Zugegeben: Schlechte Typographie und der oft fast schon hilflos wirkende Umgang mit Tastaturen werden keine Untergang des Abendlandes verursachen. Viele Eigenarten, die dem geschulten Auge in Sachen Typographie auffallen, mögen vielen Menschen eher kleinlich erscheinen. Es handelt sich hier eher um eine ästhetische Frage, der sich zu stellen aber gerade Bildungsinstitutionen nicht schlecht stehen würde.
Ökonomisch relevanter ist da schon die Frage, wie sicher der Umgang von Beschäftigten mit der Tastatur als Schreibinstrument ist. Auch hier gibt es nach meinen Beobachtungen massiven Kompetenzentwicklungsbedarf. Aber wer den Weg des Blindschreibens einmal eingeschlagen hat, wird schnell merken, dass es sich dabei um kein Spiel handelt, sondern um eine Fähigkeit, die das Schreiben als solches einfach viel angenehmer macht.

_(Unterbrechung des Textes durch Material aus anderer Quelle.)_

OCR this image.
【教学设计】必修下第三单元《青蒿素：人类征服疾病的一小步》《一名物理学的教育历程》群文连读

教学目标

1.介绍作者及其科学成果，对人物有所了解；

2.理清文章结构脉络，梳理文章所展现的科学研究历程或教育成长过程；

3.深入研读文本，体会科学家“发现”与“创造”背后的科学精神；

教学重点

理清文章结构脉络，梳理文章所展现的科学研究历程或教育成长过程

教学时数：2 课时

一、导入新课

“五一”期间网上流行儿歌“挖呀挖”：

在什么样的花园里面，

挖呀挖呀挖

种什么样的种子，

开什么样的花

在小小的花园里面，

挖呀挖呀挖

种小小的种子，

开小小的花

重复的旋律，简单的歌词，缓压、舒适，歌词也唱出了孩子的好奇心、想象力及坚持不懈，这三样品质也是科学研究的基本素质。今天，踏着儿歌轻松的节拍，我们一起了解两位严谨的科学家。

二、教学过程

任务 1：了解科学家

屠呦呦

Und alleine dafür lohnt es sich meines Erachtens, diesen Weg zu betreten und das Tippen neben der Handschriftlichkeit zu üben.
Die Bedeutung der Handschrift geht im beruflichen wie privaten Alltag definitiv zurück. Wenn man diesem Artikel im WSJ (How Handwriting Trains the Brain) Glauben schenken kann, dann ist die Bedeutung des Erlernens der Handschrift wesentlich größer. Schreiben mit Hand ist eine Fertigkeit, die eine trainierte Feinmotorik erfordert. Wir wissen, wer nicht rückwärts laufen kann, hat auch Schwierigkeiten, rückwärts zu rechnen. Von daher scheint es mir plausibel, dass die mit dem Schreiben von Hand einhergehende Feinmotorik auch entsprechend auf das Denken wirken kann, z.B. beim Formulieren von Gedanken zu Texten.
Wir wissen heute, dass sich mit dem Wandel zur digitalen Gesellschaft auch neuronale Strukturen im menschlichen Gehirn anpassen. Tippen erfordert nur wenig Feinmotorik, und wird Tippen so sehr internalisiert, dass es automatisch, sprich blind erfolgt, wird es vermutlich näher zum Sprechen rücken. Es wäre interessant, Schreibstile dahingehend zu untersuchen.
Schulen vernachlässigen Tastatureingabe von Texten als Fertigkeit in der Tat. Irgendwie lernen die Schüler das schon. Dass die mangelnde Beherrschung des Tippens unnötig Zeit kostet und vermutlich auch Auswirkungen auf das Textergebnis hat, bedenkt kaum jemand. Vielleicht vernachlässigt man das Thema auch schlichtweg, da die Zeit, welche einzelne Schüler in der Schule derzeit während ihrer gesamten Schulzeit an einem Computer verbringen, überwiegend noch sehr gering ist.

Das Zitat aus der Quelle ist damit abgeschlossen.